The 4 Convolutional Neural Network Models That Can Classify Your Fashion Images (2024)

Clothes shopping is a taxing experience. My eyes get bombarded with too much information. Sales, coupons, colors, toddlers, flashing lights, and crowded aisles are just a few examples of all the signals forwarded to my visual cortex, whether or not I actively try to pay attention. The visual system absorbs an abundance of information. Should I go for that H&M khaki pants? Is that a Nike tank top? What color are those Adidas sneakers?

Can a computer automatically detect pictures of shirts, pants, dresses, and sneakers? It turns out that accurately classifying images of fashion items is surprisingly straight-forward to do, given quality training data to start from. In this tutorial, we’ll walk through building a machine learning model for recognizing images of fashion objects using the Fashion-MNIST dataset. We’ll walk through how to train a model, design the input and output for category classifications, and finally display the accuracy results for each model.

Image Classification

The problem of Image Classification goes like this: Given a set of images that are all labeled with a single category, we are asked to predict these categories for a novel set of test images and measure the accuracy of the predictions. There are a variety of challenges associated with this task, including viewpoint variation, scale variation, intra-class variation, image deformation, image occlusion, illumination conditions, background clutter etc.

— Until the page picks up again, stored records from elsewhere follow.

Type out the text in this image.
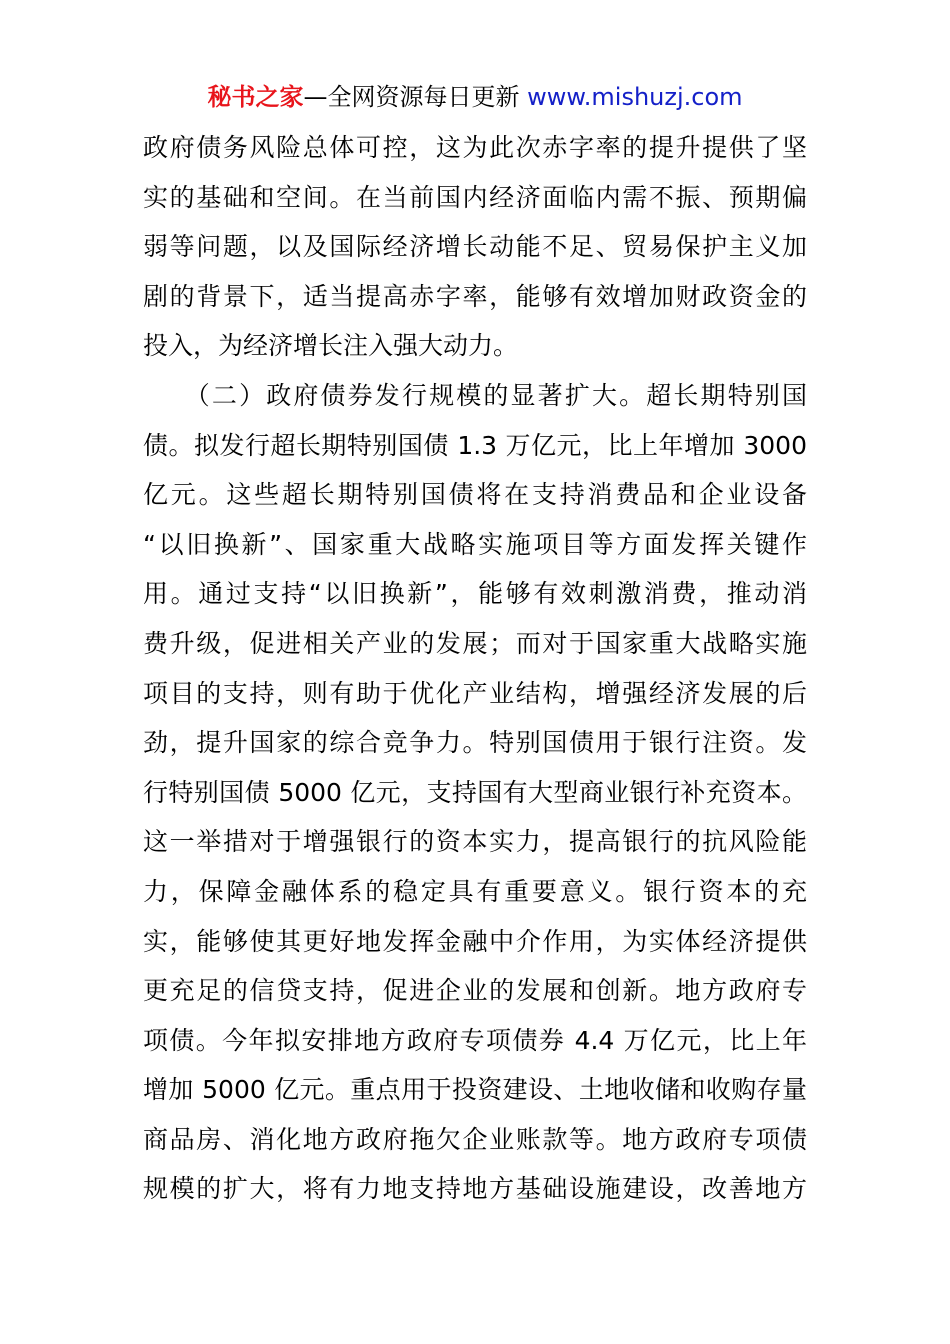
秘书之家—全网资源每日更新 www.mishuzj.com
政府债务风险总体可控，这为此次赤字率的提升提供了坚
实的基础和空间。在当前国内经济面临内需不振、预期偏
弱等问题，以及国际经济增长动能不足、贸易保护主义加
剧的背景下，适当提高赤字率，能够有效增加财政资金的
投入，为经济增长注入强大动力。
　　（二）政府债券发行规模的显著扩大。超长期特别国
债。拟发行超长期特别国债 1.3 万亿元，比上年增加 3000
亿元。这些超长期特别国债将在支持消费品和企业设备
“以旧换新”、国家重大战略实施项目等方面发挥关键作
用。通过支持“以旧换新”，能够有效刺激消费，推动消
费升级，促进相关产业的发展；而对于国家重大战略实施
项目的支持，则有助于优化产业结构，增强经济发展的后
劲，提升国家的综合竞争力。特别国债用于银行注资。发
行特别国债 5000 亿元，支持国有大型商业银行补充资本。
这一举措对于增强银行的资本实力，提高银行的抗风险能
力，保障金融体系的稳定具有重要意义。银行资本的充
实，能够使其更好地发挥金融中介作用，为实体经济提供
更充足的信贷支持，促进企业的发展和创新。地方政府专
项债。今年拟安排地方政府专项债券 4.4 万亿元，比上年
增加 5000 亿元。重点用于投资建设、土地收储和收购存量
商品房、消化地方政府拖欠企业账款等。地方政府专项债
规模的扩大，将有力地支持地方基础设施建设，改善地方
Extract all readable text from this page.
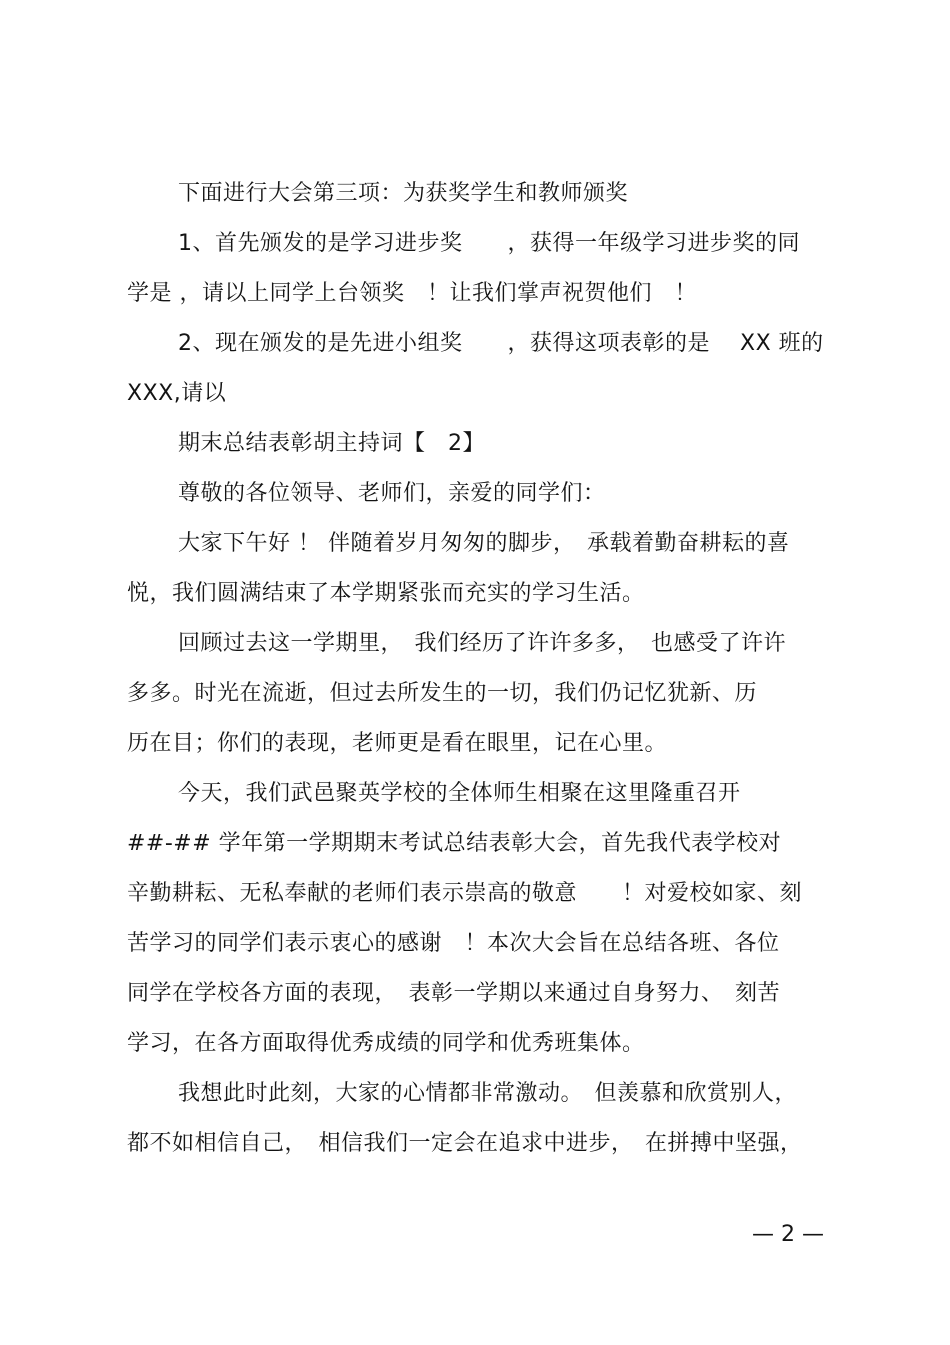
下面进行大会第三项：为获奖学生和教师颁奖
1、首先颁发的是学习进步奖　　，获得一年级学习进步奖的同
学是 ，请以上同学上台领奖　！让我们掌声祝贺他们　！
2、现在颁发的是先进小组奖　　，获得这项表彰的是　 XX 班的
XXX,请以
期末总结表彰胡主持词【　2】
尊敬的各位领导、老师们，亲爱的同学们：
大家下午好 ！ 伴随着岁月匆匆的脚步，　承载着勤奋耕耘的喜
悦，我们圆满结束了本学期紧张而充实的学习生活。
回顾过去这一学期里，　我们经历了许许多多，　也感受了许许
多多。时光在流逝，但过去所发生的一切，我们仍记忆犹新、历
历在目；你们的表现，老师更是看在眼里，记在心里。
今天，我们武邑聚英学校的全体师生相聚在这里隆重召开
##-## 学年第一学期期末考试总结表彰大会，首先我代表学校对
辛勤耕耘、无私奉献的老师们表示崇高的敬意　　！对爱校如家、刻
苦学习的同学们表示衷心的感谢　！本次大会旨在总结各班、各位
同学在学校各方面的表现，　表彰一学期以来通过自身努力、　刻苦
学习，在各方面取得优秀成绩的同学和优秀班集体。
我想此时此刻，大家的心情都非常激动。　但羡慕和欣赏别人，
都不如相信自己，　相信我们一定会在追求中进步，　在拼搏中坚强，
— 2 —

How might we go about writing an algorithm that can classify images into distinct categories? Computer Vision researchers have come up with a data-driven approach to solve this. Instead of trying to specify what every one of the image categories of interest look like directly in code, they provide the computer with many examples of each image class and then develop learning algorithms that look at these examples and learn about the visual appearance of each class. In other words, they first accumulate a training dataset of labeled images, then feed it to the computer in order for it to get familiar with the data.

Given that fact, the complete image classification pipeline can be formalized as follows:

  • Our input is a training dataset that consists of N images, each labeled with one of K different classes.
  • Then, we use this training set to train a classifier to learn what every one of the classes looks like.
  • In the end, we evaluate the quality of the classifier by asking it to predict labels for a new set of images that it has never seen before. We will then compare the true labels of these images to the ones predicted by the classifier.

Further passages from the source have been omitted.